All twelve reached the far end of the level clearing. At full speed, the horses turned, and the men came riding back, side by side, two by two. In each pair of horses galloping shoulder to shoulder, the two riders moved up out of their stirrups and switched from one horse to the other. Then they turned neatly in their saddles, and as the horses galloped up over the dune and out of sight, the twelve horsemen were facing backward in their saddles, waving their swords over their heads in a farewell salute.
The sheik leaned toward Remo.
"Do you ride?" he asked.
"No. But I can."
"Like that?" asked the sheik.
"Only with practice," Remo said. "They're good."
Sheik Fareem nodded. "Once all our men could ride that way. They were feared from Persia to Libya. But now, no more. There are very few left." Remo heard the tone of regret and sorrow in his voice, and he found himself feeling a tinge of pity for the sheik. The Arab's world was vanishing, swallowed up by the twentieth century, and he didn't like it, and Remo understood how he felt. Fareem's world might be duty and barren and uncomfortable, but it was his. It was the devil he knew, and he preferred it to the devil he didn't know. That was his right.
But he was wrong in trying to impose his devil on everybody else in the world. Fareem could choose to live out here in this sandbox forever, Remo thought, but he had no right to try to make everyone else's world into a sandbox. And that was why Remo would find that rapid-breeder bacterium when it arrived and bring it back to Harold Smith.
Whether Chiun liked it or not.
Remo leaned over to Chiun and nodded toward the last of the horsemen, who was vanishing over the crest of the dune.

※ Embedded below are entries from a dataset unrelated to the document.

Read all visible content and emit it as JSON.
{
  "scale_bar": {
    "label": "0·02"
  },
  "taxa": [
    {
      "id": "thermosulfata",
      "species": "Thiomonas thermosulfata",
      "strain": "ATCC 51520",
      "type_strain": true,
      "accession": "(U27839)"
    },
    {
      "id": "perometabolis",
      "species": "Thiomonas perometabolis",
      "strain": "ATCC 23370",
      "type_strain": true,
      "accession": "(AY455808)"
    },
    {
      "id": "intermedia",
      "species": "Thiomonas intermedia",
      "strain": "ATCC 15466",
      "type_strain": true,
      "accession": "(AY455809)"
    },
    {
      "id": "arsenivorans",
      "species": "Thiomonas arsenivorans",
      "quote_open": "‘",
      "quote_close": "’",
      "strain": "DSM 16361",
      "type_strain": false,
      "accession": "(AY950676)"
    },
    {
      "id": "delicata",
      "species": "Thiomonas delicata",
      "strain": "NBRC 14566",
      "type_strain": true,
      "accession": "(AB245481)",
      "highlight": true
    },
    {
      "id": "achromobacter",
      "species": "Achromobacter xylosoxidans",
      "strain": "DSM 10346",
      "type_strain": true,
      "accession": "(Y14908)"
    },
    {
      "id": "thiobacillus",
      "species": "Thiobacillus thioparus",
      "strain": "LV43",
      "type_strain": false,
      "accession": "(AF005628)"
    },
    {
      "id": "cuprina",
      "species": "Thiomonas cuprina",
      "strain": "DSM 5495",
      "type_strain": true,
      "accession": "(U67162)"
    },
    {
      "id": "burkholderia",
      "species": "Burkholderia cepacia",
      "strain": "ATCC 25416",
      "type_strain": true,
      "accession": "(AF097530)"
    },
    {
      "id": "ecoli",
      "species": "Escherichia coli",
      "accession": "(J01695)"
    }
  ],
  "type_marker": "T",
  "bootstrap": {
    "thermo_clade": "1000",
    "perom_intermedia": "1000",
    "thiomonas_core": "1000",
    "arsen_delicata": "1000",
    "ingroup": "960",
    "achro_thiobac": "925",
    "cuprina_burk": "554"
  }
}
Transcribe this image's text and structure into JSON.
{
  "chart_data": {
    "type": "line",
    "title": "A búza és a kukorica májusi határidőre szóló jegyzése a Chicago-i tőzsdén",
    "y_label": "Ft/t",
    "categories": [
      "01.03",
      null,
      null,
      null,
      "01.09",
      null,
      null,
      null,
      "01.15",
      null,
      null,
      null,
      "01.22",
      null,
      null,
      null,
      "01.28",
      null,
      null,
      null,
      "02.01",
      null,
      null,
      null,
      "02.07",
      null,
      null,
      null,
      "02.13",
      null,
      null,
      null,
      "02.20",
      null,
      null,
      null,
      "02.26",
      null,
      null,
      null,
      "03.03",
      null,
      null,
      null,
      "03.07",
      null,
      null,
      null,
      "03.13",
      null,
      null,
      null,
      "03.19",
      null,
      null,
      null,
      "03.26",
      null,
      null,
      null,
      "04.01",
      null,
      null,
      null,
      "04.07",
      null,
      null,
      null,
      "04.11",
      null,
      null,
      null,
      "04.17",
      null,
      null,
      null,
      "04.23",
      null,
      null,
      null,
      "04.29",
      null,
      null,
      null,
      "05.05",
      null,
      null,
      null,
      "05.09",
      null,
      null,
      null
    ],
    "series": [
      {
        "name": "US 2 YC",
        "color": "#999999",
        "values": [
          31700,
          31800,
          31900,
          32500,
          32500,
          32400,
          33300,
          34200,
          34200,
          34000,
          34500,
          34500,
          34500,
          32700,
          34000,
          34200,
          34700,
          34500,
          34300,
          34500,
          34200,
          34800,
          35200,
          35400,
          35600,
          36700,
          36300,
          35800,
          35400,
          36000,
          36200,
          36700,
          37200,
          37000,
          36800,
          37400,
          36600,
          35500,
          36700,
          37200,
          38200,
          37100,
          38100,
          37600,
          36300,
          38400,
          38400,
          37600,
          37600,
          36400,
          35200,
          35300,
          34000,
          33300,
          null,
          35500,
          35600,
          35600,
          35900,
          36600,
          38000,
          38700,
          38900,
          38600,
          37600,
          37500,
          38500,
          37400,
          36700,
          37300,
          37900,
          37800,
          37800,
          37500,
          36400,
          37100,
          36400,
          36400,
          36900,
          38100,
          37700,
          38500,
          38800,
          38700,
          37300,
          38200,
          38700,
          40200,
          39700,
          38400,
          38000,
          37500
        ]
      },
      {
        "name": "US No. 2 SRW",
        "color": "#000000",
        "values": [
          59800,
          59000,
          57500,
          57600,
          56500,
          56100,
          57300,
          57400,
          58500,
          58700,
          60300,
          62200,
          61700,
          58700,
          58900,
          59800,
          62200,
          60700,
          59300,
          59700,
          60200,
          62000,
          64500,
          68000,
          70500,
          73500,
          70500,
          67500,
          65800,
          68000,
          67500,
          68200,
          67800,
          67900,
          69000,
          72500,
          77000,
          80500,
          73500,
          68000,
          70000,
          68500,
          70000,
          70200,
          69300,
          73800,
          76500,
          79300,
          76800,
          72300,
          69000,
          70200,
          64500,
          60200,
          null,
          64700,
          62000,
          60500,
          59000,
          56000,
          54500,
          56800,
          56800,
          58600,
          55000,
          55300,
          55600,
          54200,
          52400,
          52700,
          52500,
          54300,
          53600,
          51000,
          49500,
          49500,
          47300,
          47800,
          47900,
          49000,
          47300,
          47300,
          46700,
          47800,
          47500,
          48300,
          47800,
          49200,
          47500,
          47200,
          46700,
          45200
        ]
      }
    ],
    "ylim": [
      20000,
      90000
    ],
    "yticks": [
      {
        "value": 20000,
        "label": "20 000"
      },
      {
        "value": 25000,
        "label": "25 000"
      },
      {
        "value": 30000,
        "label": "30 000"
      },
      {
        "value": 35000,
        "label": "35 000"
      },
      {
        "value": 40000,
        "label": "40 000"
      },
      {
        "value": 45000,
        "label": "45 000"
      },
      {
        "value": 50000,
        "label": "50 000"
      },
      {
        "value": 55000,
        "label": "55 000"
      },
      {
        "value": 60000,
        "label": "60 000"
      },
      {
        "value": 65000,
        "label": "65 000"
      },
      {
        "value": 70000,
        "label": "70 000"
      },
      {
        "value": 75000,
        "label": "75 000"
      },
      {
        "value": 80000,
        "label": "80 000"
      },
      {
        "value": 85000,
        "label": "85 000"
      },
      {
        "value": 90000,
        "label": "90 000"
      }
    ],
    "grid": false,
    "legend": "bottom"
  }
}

"What do you think, Little Father?" Remo asked.
"The Koreans are very good horsemen."
"These aren't Koreans."
"I know they are not Koreans. I am just telling you that the Koreans are very good horsemen. We introduced horses into Japan. Did you know that?"
"I didn't, but I'm sure I'm going to find out all about it now."
"No, you won't," Chiun said, shaking his head. "I am finished telling you things that you do not appreciate or understand."
"We've got to talk," Remo said.
"About what?"
"About this whole thing. You and I just can't go
tangling with each other because of some damned oil-eating bug."
"That's what am talking about," Chiun said.
"Huh?"
"Really, Remo, you are hopeless. What do you think would happen if you went into the capital city and told them that Sheik Fareem was going to destroy the country's oil supply?"
"I think they'd send the army back here to wipe him out."